Özellikle sahil kesimlerinde bu konu biraz daha önem arz ediyor. Son olarak tüketiciler de dikkat etsinler. İnsanlar sürekli içtiği içeceklerin içindekiler bölümüne baksın. Benzoik asit veya sodyum benzoat ile C vitamini, diğer ismiyle askorbik asit, ikisinin beraber olduğu ürünleri tercih etmesinler." Gıdalarda kullanılan kombinasyonların Türk Gıda Kodeksi'ne uygun olduğunu ancak risklerinin bilinmediğini öne süren Gültekin, şöyle devam etti: "Bunlar tabii ki bilinçli olarak seçilmiyor. Çünkü bunlar Türk Gıda Kodeksi'ne uygun. Gıda kodeksinde koruyucu olarak sodyum benzoat kullanılır, antioksidan olarak C vitamini kullanılabilir ancak bunun ikisinin bir araya gelmesi ve saklama koşullarının olumsuz denk gelmesi tesadüfi bir şey. Bunu da üreticilerin bilmesi gerekiyor. Muhtemelen gözden kaçmış bir nokta. Üreticilerin gözden kaçan bu noktaya göre düzeltme yapacaklarına inanıyorum."
Kanserdeki artış gıdalardaki kanserojen maddeler
Gültekin, "Bu tüm toplumu ilgilendiren yaygın bir sorun.

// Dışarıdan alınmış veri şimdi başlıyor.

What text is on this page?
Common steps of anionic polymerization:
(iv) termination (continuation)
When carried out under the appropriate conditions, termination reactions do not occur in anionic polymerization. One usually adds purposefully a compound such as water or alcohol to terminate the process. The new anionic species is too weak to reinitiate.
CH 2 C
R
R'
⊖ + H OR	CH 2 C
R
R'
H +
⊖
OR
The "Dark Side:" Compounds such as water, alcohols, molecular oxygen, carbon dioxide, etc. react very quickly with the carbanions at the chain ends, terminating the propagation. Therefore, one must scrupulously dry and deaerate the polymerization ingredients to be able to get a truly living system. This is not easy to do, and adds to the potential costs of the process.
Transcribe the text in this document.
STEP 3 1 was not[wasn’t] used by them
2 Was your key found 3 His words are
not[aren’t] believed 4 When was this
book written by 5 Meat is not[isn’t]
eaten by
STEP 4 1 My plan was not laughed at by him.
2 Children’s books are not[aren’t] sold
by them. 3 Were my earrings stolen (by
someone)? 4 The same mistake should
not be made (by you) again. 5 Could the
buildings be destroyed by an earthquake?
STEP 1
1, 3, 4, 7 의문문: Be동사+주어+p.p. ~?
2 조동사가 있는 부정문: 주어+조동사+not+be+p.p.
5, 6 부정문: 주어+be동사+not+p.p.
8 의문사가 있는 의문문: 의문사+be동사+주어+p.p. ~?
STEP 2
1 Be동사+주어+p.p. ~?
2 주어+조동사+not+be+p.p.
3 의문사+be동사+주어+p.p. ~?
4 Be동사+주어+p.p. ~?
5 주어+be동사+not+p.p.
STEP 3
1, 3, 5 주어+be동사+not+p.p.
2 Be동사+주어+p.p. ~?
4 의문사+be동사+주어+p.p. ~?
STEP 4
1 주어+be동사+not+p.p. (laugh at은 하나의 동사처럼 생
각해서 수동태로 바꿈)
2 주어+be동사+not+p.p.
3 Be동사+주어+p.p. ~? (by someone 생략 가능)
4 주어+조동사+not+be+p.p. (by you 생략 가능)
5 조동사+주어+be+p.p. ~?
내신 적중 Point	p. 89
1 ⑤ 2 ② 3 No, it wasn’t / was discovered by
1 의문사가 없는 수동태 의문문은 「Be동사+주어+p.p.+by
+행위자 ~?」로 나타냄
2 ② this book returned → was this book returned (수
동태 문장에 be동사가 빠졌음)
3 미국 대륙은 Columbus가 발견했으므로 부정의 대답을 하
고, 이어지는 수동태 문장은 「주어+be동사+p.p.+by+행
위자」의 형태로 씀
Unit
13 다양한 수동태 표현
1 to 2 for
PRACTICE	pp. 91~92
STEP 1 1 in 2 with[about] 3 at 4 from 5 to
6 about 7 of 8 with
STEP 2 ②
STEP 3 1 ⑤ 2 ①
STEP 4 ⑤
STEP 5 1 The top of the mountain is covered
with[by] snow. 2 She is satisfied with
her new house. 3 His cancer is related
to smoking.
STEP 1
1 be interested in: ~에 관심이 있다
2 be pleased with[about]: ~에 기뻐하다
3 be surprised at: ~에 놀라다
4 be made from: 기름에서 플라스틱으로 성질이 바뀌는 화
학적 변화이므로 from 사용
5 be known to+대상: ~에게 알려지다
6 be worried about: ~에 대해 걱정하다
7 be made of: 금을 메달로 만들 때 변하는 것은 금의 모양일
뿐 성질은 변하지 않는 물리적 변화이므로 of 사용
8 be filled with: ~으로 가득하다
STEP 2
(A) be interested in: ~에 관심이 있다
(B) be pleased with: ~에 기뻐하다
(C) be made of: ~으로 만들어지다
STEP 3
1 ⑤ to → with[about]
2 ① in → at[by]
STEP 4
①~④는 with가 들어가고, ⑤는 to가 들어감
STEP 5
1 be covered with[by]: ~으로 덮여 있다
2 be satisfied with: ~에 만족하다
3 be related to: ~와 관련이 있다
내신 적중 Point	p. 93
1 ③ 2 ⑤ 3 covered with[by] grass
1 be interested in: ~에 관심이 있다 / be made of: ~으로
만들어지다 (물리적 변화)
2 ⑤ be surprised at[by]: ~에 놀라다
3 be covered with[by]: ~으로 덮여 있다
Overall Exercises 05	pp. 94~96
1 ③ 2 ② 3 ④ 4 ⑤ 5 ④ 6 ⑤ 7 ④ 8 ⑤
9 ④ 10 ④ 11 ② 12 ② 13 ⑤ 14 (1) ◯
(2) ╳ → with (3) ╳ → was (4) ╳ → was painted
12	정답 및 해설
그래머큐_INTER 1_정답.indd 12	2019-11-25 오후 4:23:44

Kanser vakaları çok artıyor, artık kanserden ölüm sebepleri dünyada ikinci sıradan birinci sıraya yükselmek üzere. Belki kanserin artış sebeplerinden bir tanesi gıdaların içindeki, maruz kaldığımız kanserojen maddeler. Bu açıdan bunu çok önemsiyorum" diye konuştu. Halkın gıda katkı maddelerinin zararlarını öğrenmek istediğini anlatan Gültekin, ayrıca inançlar açısında da sorun olup olmadığını bilmek istediğini anlattı. "Gıda katkı maddeleri tüketiciler için bilinmez bir konu" diyen Gültekin, şunları söyledi: "Milyon tane katkı maddesi var. Bunlar kanserojen mi, zararlı mı, inançlarımıza uygun mu, hep bilinmezlik içerir. Çünkü katkı maddeleri alan olarak geniştir ve sadece bir bilim alanını ilgilendirmiyor. Dolayısı ile tüketicinin istediği bilgiyi derli toplu ve güvenilir olarak sunacak kaynak çok az." Gültekin, 10 yılı aşkın süredir katkı maddeleriyle ilgili çalıştığını ve 4 kitap yazdığını belirterek, şunları kaydetti: "Yediğimiz ürünlerin tamamına yakınında katkı maddesi var ve bunlar çok yüksek miktarlarda. Türk insanı maalesef batı tipi besleniyor. Bu tip beslenmelerde insanlar bir yılda kendi ağırlıkları kadar gıda katkı maddeleri tüketiyorlar. Bunlar çok büyük rakamlar ve bu katkı maddeleri istisnaları bir kenara koyarsak bizim ihtiyacımızın olduğu vitamin, mineral veya besin değeri açısından zengin maddelerden ziyade gıdaların ticarileşmesi, yaşamı kolaylaştırmak, ekonomiklik sağlamak açısından kullanılan maddeler. Ama maalesef birçok sağlık riskini de beraberinde getiriyor. Doğal gıdalara yönelmemiz lazım, ancak katkı maddesiz bir yaşam da mümkün değil, riskli olacak katkı maddelerinden uzak kalacak yaşam tarzı geliştirmemiz lazım."